Why is "SMART Reporting" disabled by default?

I recently bought a Dell PC, and noticed that there is BIOS option called "SMART Reporting", that is disabled by default. Dell provides following description:

SMART Reporting - This field controls whether hard drive errors for integrated drives are reported during system startup. This technology is part of the SMART (Self Monitoring Analysis and Reporting Technology) specification. This option is disabled by default. [source]

For all I know S.M.A.R.T. is a technology that warn about imminent HDD failures, and gives the opportunity to prepare for such appropriately. This sounds like a really useful technology, that can prevent data loss. Why is it then disabled by default? Is there some cost/disadvantage associated with turning this on? There must be a reason why this is off by default.

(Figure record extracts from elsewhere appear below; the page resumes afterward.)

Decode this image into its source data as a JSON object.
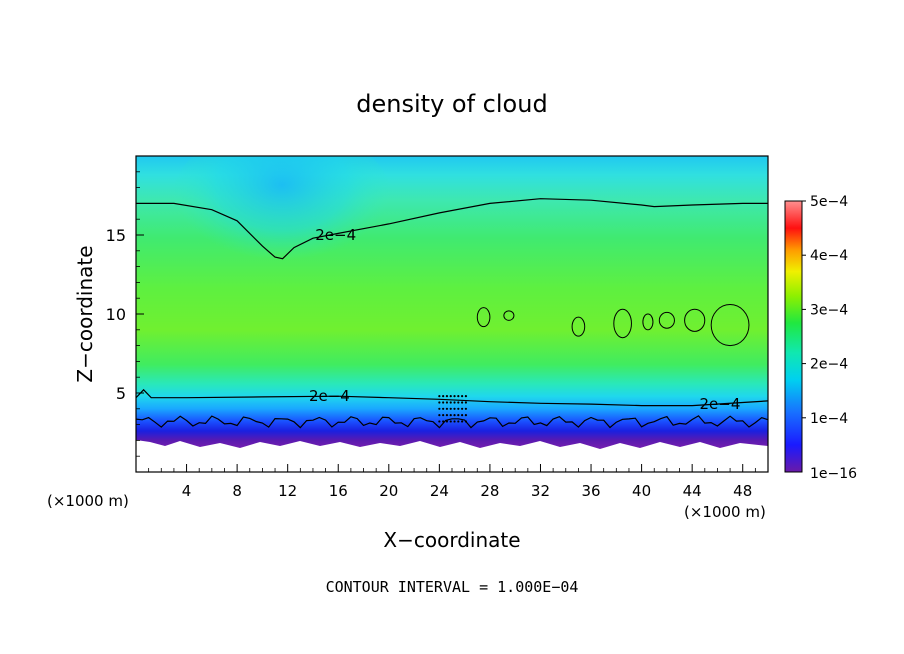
{
  "chart_data": {
    "type": "heatmap",
    "title": "density of cloud",
    "xlabel": "X−coordinate",
    "ylabel": "Z−coordinate",
    "x_unit_left": "(×1000 m)",
    "x_unit_right": "(×1000 m)",
    "xlim": [
      0,
      50
    ],
    "ylim": [
      0,
      20
    ],
    "x_ticks": [
      4,
      8,
      12,
      16,
      20,
      24,
      28,
      32,
      36,
      40,
      44,
      48
    ],
    "y_ticks": [
      5,
      10,
      15
    ],
    "colorbar": {
      "min_label": "1e−16",
      "tick_labels": [
        "1e−4",
        "2e−4",
        "3e−4",
        "4e−4",
        "5e−4"
      ],
      "tick_values": [
        0.0001,
        0.0002,
        0.0003,
        0.0004,
        0.0005
      ],
      "range": [
        0,
        0.0005
      ]
    },
    "contour_level": 0.0002,
    "contour_labels": [
      {
        "text": "2e−4",
        "x": 15.8,
        "z": 15.0
      },
      {
        "text": "2e−4",
        "x": 15.3,
        "z": 4.8
      },
      {
        "text": "2e−4",
        "x": 46.2,
        "z": 4.3
      }
    ],
    "upper_contour_2e4": [
      [
        0,
        17.0
      ],
      [
        3,
        17.0
      ],
      [
        6,
        16.6
      ],
      [
        8,
        15.9
      ],
      [
        10,
        14.3
      ],
      [
        11,
        13.6
      ],
      [
        11.6,
        13.5
      ],
      [
        12.5,
        14.2
      ],
      [
        14,
        14.8
      ],
      [
        16,
        15.1
      ],
      [
        20,
        15.7
      ],
      [
        24,
        16.4
      ],
      [
        28,
        17.0
      ],
      [
        32,
        17.3
      ],
      [
        36,
        17.2
      ],
      [
        40,
        16.9
      ],
      [
        41,
        16.8
      ],
      [
        44,
        16.9
      ],
      [
        48,
        17.0
      ],
      [
        50,
        17.0
      ]
    ],
    "lower_contour_2e4": [
      [
        0,
        4.7
      ],
      [
        0.6,
        5.2
      ],
      [
        1.2,
        4.7
      ],
      [
        4,
        4.7
      ],
      [
        10,
        4.75
      ],
      [
        16,
        4.8
      ],
      [
        20,
        4.7
      ],
      [
        24,
        4.6
      ],
      [
        28,
        4.45
      ],
      [
        32,
        4.35
      ],
      [
        36,
        4.3
      ],
      [
        40,
        4.2
      ],
      [
        44,
        4.2
      ],
      [
        48,
        4.4
      ],
      [
        50,
        4.5
      ]
    ],
    "annotation": "CONTOUR INTERVAL = 1.000E−04"
  }
}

My PC have both SSD and HDD (which supports S.M.A.R.T.).


I have noticed this as well, and it is very annoying, especially considering all OEM drives in all modern Dell desktops support SMART.

I have been deploying hundreds of Optiplex 3070 and 3080 units over the last couple of years, and I have to go into the BIOS of every unit before it's deployed and enable SMART. At the risk of promoting a conspiracy theory, my best guess for the real reason that Dell disables SMART by default is so that they get less warranty claims for SSDs that show signs of premature failure. Out of the hundreds of 3070 and 3080 units I have deployed, there have been about 3 units that had SSDs that had to be warranty replaced within the first two years due to SMART errors, which the client was only notified about because of SMART being enabled in the BIOS. If the client was not alerted of the SMART errors in these 3 cases, the drive may have continued working past the warranty expiration and then subsequently had a "hard fail" which would have had to been replaced at cost to the client instead of being included under the Dell warranty.

However, if you were to ask Dell about it, their on-script response would most likely be "we disable SMART by default due to 100% of drives not supporting it so it may lead to unexpected behavior if enabled when a drive is installed that does not support SMART". I have not contacted Dell about this but that is my best guess.